If anything like justice was to be done where StateSec's atrocities on Hell were concerned, it would have to be done by a military court whose members, by definition, had been SS victims. That was the reason the other members had insisted that he, as not simply the sole Manticoran member of the court but also as the only one who had never been in SS custody here on Hell, must preside. They were as determined as he or Honor that their proceedings should be seen as those of a court, not a mob seeking vengeance, which was the main reason they had recorded every moment of the trials themselves. No one in the People's Republic or the Solarian League was likely to be convinced the difference was real, however careful they were or however many records they had, and they knew it, but that wasn't really the point. These people wanted posterity, and their own people, to know everything had been done legally, properly, as impartially as possible under the circumstances, and by The Book. That was important, for it would make the difference between them and their victimizers crystal clear for themselves, and at the moment, that was all they really cared about.

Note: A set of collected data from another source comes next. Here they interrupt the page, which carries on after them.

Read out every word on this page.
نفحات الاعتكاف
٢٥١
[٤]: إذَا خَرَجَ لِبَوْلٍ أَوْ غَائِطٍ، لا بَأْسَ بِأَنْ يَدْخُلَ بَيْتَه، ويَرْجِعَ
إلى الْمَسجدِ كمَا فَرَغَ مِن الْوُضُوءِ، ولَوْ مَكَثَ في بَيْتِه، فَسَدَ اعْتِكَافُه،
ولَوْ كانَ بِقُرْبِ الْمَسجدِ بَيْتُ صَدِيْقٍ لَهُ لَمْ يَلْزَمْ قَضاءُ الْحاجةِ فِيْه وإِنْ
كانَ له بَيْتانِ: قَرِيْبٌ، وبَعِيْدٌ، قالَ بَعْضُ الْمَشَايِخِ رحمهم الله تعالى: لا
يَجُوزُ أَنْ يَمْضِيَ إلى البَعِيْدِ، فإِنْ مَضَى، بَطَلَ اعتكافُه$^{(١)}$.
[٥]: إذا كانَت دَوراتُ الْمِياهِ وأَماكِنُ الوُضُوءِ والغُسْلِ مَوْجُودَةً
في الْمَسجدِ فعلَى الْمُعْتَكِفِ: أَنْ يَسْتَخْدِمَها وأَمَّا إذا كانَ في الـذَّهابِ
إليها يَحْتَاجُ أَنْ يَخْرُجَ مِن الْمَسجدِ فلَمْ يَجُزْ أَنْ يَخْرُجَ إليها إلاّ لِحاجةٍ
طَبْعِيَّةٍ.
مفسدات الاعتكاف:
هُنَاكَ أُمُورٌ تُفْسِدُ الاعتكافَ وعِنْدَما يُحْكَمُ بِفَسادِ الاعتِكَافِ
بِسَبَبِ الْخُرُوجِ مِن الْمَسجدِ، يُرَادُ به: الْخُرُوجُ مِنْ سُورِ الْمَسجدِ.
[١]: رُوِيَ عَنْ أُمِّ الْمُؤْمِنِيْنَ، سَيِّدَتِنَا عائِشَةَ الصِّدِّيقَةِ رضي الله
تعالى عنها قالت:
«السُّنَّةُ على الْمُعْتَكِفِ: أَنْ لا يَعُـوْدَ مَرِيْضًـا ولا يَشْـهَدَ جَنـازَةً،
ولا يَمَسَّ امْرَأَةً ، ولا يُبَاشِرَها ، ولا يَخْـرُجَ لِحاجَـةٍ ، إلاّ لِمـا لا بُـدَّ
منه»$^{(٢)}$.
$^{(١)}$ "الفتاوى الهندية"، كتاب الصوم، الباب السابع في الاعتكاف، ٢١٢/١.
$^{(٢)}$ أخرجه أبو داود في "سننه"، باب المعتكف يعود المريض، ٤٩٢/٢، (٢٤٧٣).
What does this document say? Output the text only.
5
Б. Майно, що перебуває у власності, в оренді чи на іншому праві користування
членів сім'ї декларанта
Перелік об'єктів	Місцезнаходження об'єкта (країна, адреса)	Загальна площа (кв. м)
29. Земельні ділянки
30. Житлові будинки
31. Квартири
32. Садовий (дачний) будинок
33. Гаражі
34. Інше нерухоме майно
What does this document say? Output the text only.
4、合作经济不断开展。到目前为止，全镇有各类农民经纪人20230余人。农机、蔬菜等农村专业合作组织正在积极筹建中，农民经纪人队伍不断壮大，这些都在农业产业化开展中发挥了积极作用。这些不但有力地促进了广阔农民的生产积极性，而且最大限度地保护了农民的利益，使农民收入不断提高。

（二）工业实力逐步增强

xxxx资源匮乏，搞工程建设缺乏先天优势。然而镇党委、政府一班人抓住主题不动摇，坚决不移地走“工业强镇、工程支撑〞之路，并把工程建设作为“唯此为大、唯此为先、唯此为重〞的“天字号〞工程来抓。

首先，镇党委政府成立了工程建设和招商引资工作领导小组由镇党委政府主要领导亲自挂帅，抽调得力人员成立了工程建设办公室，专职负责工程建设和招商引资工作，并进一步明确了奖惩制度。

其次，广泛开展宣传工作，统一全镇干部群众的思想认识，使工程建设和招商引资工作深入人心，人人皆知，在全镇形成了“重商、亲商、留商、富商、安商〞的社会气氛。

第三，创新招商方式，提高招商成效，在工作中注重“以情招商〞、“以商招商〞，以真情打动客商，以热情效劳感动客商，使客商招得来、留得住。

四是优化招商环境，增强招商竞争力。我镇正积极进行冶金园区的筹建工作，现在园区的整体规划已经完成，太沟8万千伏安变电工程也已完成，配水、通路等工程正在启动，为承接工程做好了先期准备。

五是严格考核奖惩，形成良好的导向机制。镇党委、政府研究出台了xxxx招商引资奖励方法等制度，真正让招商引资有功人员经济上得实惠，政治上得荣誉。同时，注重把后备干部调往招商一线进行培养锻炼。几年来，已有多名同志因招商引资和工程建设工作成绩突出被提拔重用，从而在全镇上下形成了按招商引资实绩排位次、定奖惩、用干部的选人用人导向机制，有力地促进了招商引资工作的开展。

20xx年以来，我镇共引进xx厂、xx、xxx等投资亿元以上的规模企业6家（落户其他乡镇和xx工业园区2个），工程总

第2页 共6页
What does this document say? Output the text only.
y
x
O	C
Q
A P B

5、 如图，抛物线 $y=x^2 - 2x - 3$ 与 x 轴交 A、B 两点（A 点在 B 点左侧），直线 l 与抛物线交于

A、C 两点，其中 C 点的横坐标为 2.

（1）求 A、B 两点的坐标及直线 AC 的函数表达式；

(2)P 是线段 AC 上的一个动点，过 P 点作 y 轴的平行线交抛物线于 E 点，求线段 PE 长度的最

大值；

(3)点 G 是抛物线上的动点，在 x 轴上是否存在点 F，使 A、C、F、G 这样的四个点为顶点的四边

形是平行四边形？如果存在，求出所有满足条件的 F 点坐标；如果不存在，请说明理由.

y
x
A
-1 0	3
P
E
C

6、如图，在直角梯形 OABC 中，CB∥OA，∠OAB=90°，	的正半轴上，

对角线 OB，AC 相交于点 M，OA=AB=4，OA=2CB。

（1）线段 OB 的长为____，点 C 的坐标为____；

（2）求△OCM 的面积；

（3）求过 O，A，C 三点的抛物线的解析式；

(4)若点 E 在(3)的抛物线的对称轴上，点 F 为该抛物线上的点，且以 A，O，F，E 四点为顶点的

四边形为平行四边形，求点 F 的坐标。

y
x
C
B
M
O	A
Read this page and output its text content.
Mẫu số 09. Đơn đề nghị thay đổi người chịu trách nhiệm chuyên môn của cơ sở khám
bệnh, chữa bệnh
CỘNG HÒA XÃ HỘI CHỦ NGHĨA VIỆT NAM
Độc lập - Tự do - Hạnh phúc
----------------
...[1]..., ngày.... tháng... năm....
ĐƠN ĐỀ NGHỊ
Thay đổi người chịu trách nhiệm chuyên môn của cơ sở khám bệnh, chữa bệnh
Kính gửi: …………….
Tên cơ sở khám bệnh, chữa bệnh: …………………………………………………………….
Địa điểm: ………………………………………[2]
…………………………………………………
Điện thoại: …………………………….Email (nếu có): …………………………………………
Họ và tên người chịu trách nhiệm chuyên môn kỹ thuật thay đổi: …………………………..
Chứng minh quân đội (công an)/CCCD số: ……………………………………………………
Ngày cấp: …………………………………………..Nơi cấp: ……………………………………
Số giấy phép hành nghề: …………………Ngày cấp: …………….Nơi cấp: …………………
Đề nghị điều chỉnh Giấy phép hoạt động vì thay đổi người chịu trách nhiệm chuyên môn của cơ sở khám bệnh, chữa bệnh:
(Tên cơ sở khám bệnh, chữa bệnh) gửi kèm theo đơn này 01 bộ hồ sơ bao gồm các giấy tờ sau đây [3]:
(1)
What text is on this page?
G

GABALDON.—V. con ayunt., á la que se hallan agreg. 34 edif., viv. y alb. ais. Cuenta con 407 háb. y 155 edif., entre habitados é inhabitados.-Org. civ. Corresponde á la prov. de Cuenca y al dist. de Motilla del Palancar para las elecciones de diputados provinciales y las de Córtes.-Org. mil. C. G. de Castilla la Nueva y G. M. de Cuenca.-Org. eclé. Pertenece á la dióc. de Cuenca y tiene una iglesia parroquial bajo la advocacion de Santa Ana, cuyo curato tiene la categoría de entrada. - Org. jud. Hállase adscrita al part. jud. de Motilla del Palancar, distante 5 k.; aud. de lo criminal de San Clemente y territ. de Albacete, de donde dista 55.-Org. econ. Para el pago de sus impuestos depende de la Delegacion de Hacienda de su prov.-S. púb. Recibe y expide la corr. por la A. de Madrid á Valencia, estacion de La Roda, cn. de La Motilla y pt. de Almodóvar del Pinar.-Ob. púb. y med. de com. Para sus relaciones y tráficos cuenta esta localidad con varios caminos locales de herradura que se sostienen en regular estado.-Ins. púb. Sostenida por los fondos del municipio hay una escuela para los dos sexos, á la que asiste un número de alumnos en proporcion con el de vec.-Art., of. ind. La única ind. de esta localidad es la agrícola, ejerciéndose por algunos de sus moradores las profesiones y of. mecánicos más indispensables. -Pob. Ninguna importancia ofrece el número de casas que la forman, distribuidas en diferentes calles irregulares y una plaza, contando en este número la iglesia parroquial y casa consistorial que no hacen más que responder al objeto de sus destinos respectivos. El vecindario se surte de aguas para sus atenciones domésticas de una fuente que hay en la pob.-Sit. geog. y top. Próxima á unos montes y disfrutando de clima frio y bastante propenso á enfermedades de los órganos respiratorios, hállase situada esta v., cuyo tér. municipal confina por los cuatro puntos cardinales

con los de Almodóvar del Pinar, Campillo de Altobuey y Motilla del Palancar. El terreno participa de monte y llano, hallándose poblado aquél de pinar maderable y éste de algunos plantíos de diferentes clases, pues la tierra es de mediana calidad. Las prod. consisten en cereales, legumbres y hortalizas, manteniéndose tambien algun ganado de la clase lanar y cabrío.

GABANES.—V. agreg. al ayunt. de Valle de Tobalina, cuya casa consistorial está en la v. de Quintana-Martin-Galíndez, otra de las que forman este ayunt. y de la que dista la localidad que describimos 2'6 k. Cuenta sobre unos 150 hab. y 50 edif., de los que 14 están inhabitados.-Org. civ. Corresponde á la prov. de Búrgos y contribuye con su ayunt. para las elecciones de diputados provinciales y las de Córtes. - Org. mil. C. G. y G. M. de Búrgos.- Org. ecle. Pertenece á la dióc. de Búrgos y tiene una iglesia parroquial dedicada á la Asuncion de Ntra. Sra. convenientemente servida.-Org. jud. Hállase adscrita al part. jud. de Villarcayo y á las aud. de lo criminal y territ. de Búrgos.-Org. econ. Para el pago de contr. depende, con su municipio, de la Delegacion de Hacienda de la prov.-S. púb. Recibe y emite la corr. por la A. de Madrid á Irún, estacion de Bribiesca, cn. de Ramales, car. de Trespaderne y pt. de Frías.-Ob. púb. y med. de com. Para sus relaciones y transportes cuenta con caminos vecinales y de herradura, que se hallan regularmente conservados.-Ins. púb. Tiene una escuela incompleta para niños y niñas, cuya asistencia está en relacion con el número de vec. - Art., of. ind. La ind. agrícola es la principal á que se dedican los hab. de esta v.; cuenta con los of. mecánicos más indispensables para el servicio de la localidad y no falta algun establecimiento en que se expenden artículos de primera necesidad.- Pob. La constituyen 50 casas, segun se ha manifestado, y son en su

After all, McKeon thought mordantly, if we blow this thing, the Peeps will take this planet back over. In which case all of us will undoubtedly be dead... and the only chance we had to punish the guilty will have been lost forever. And bottom line, that's what really matters to these people.

He let his eyes slide over the other four members of the court. Harriet Benson and Jesus Ramirez had both turned down invitations to sit on it—wisely, in McKeon's opinion. Honor had had no choice but to extend the invitations, given the roles they had played in making the capture of Styx possible, but both of them knew they had too much hate inside to be anything like impartial, and so they had withdrawn themselves from the temptation. Instead, Commander Albert Hurst of the Helmsport Navy represented the inmates of Camp Inferno while Captain Cynthia Gonsalves of Alto Verde and Commodore Gaston Simmons of the Jameston System Navy represented the other military POWs on Hell. Simmons was senior to McKeon... and so was Admiral Sabrina Longmont, who undoubtedly had the hardest duty of all the members of the court.